Each block entity has an implicit AABB range with \(\mathbf{d}=\mathbf{0}\) and \(\mathbf{r}=\mathbf{1}\); that is, all block entities are completely covered by their own bounding box.

Collisions are checked for all non-block physics entities that have a non-zero velocity. After computing the new position \(\mathbf{x'}\), the entity has an absolute AABB range with upper-top-left corner \(\mathbf{a_0}=\mathbf{x'}+\mathbf{d}\) and lower-bottom-right corner \(\mathbf{a_1}=\mathbf{a_0}+\mathbf{r}\). This range is tested against every other AABB range from any world segment overlapped by this range. An overlap indicates a collision between the two entities. Note that this means that for pairs of moving physics entities, the result will depend on the order in which the entities are processed (i.e. collision updates are sequential); this simplifies the scalability concerns for the collision detection.

If a collision is detected, the movement of the entity must then be unwound to exclude the overlap between entities.
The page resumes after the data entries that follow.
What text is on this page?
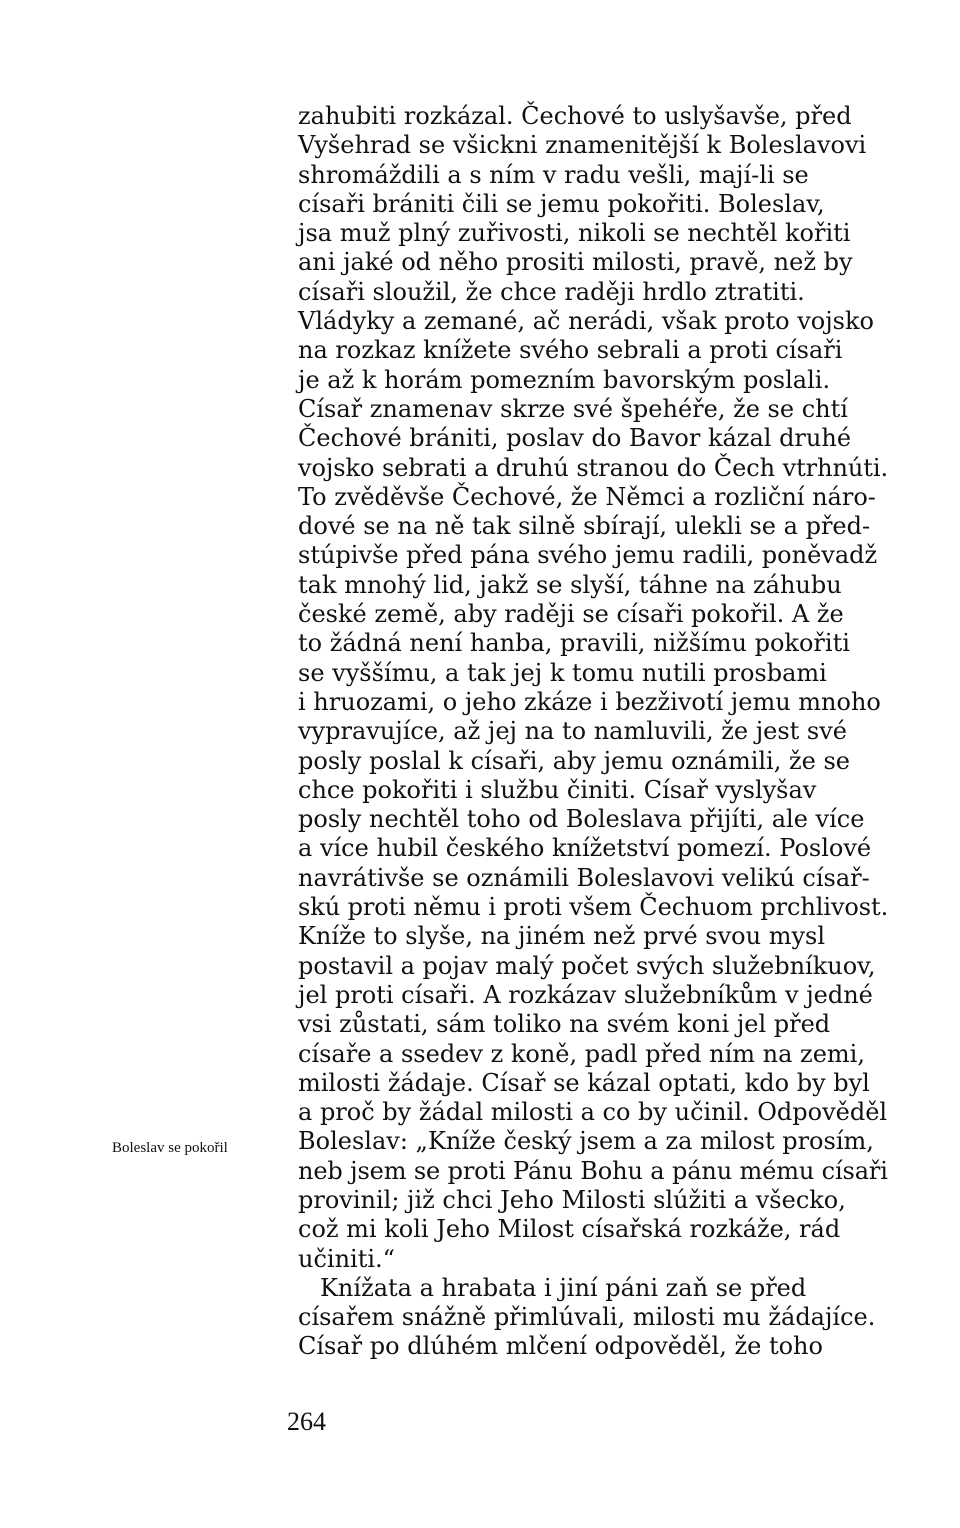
zahubiti rozkázal. Čechové to uslyšavše, před
Vyšehrad se všickni znamenitější k Boleslavovi
shromáždili a s ním v radu vešli, mají-li se
císaři brániti čili se jemu pokořiti. Boleslav,
jsa muž plný zuřivosti, nikoli se nechtěl kořiti
ani jaké od něho prositi milosti, pravě, než by
císaři sloužil, že chce raději hrdlo ztratiti.
Vládyky a zemané, ač nerádi, však proto vojsko
na rozkaz knížete svého sebrali a proti císaři
je až k horám pomezním bavorským poslali.
Císař znamenav skrze své špehéře, že se chtí
Čechové brániti, poslav do Bavor kázal druhé
vojsko sebrati a druhú stranou do Čech vtrhnúti.
To zvěděvše Čechové, že Němci a rozliční náro-
dové se na ně tak silně sbírají, ulekli se a před-
stúpivše před pána svého jemu radili, poněvadž
tak mnohý lid, jakž se slyší, táhne na záhubu
české země, aby raději se císaři pokořil. A že
to žádná není hanba, pravili, nižšímu pokořiti
se vyššímu, a tak jej k tomu nutili prosbami
i hruozami, o jeho zkáze i bezživotí jemu mnoho
vypravujíce, až jej na to namluvili, že jest své
posly poslal k císaři, aby jemu oznámili, že se
chce pokořiti i službu činiti. Císař vyslyšav
posly nechtěl toho od Boleslava přijíti, ale více
a více hubil českého knížetství pomezí. Poslové
navrátivše se oznámili Boleslavovi velikú císař-
skú proti němu i proti všem Čechuom prchlivost.
Kníže to slyše, na jiném než prvé svou mysl
postavil a pojav malý počet svých služebníkuov,
jel proti císaři. A rozkázav služebníkům v jedné
vsi zůstati, sám toliko na svém koni jel před
císaře a ssedev z koně, padl před ním na zemi,
milosti žádaje. Císař se kázal optati, kdo by byl
a proč by žádal milosti a co by učinil. Odpověděl
Boleslav: „Kníže český jsem a za milost prosím,
neb jsem se proti Pánu Bohu a pánu mému císaři
provinil; již chci Jeho Milosti slúžiti a všecko,
což mi koli Jeho Milost císařská rozkáže, rád
učiniti.“
Knížata a hrabata i jiní páni zaň se před
císařem snážně přimlúvali, milosti mu žádajíce.
Císař po dlúhém mlčení odpověděl, že toho
Boleslav se pokořil
264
Collision resolution is accomplished by finding the nearest point along the moving entity’s velocity vector that removes the overlap. This calculation is done independently for each position component which has an overlap. The corresponding velocity component is next set to zero. If the \(z\) component is zeroed, the active gravity flag is removed if present. Collision detection is then repeated for the moving entity to ensure that the unwinding did not produce a new overlap with another physics entity.

Implementation Details

General

Identification of Physics Entities

Non-block physics entities are identified by holding the Physics tag (PhysicsTagCollection). This will most often be set through the template entity. It is invalid for an entity to hold the Physics tag but not a Kinematics and BoundingBox component.

All block entities are implicitly physics entities. Block entities therefore may not hold the Physics tag. They are a special case of physics entity in that they do not undergo movement processing and do not possess Kinematics or BoundingBox components. Their role in the physics engine is limited to acting as obstacles during collision detection with a moving non-block physics entity.

Gravity

Active gravity flagging is maintained locally by MovementSystem and applies only to non-block physics entities.

[TBD: What are the ways in which entities acquire an active gravity flag?]

Jump Events

[TBD: What is the event sequence to trigger a jump?]

Position Update

Position updates are processed for the entire KinematicsComponentCollection at once. Any components with zero velocity are skipped for position update and the following collision detection step.

Collision Detection

Non-Block Obstacles

[TBD: What is the strategy for non-block obstacles? This is a very large number of potential targets. Should they be merged by a greedy algorithm into xy slabs to facilitate faster checking? How will this be implemented?]